The Tynecastle side are down to the bare bones in most positions, but Locke has been able to rotate King and David Smith so far this season, while 18-year-old fringe man Sam Nicholson also moved into contention for increased involvement with a scintillating performance for the Under-20s in last night’s 2-2 draw with Hibs.

King is considered one of the top young talents at Riccarton, while he was described last week as one of the best finishers at the club by none other than legendary Hearts striker John Robertson, who has been helping out with coaching.

Locke admits the 19-year-old would do his bid for a more regular starting berth no harm at all if he started putting his shooting ability to use on a more often on a match day.

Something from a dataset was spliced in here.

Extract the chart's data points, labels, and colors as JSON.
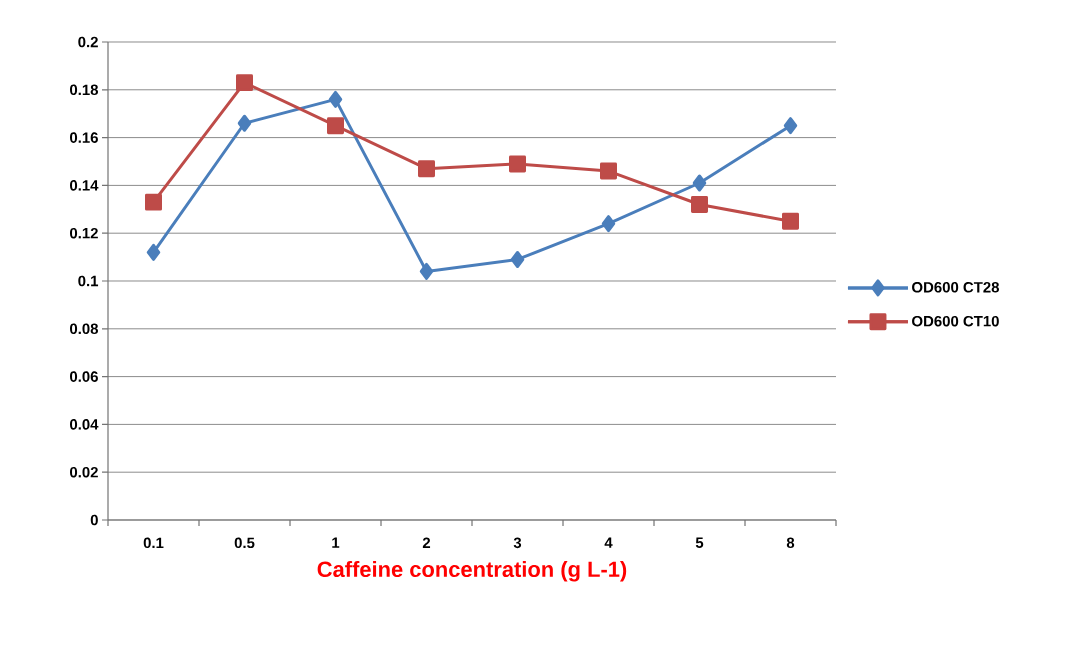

“If somebody of Robbo’s ilk is saying that he’s one of the best finishers at the club, then that speaks volumes,” said the manager. “I watch Billy every day and he is a fantastic finisher with both feet. That’s one of the things we’re trying to add to his game. I’d like to see him shoot a bit more because he tends to try and pass it in positions where we’d rather he had a shot. He’s a fantastic talent and hopefully he’ll become a Hearts great in years to come.”

Smith, 20, has started three of Hearts’ six league matches this season, while King has started two, including the most recent game against Celtic, while both have been regulars off the bench. Having not yet had the same first-team exposure that the likes of Jason Holt, Jamie Walker and Kevin McHattie enjoyed last season, Locke expects them both to improve as the season goes on.

“Billy and David are still probably trying to get up to speed with the demands of playing in the first team, but it’s probably the one area of the pitch where we can afford to change things a wee bit,” he said. “They’re both young lads, so you’re going to get indifferent performances from them. I’d like to see one or two of them putting up consistent performances week in, week out so I don’t need to change things every week, but they’re young and still learning the game.

“It’s a difficult shift in that position, having to get up and down the pitch. We’re working hard with them and trying to get them working a bit harder when we’ve not got the ball because I think everyone can see that, with the ball, they’ve both got qualities. It’s without the ball that they’ve maybe still got a bit to learn.”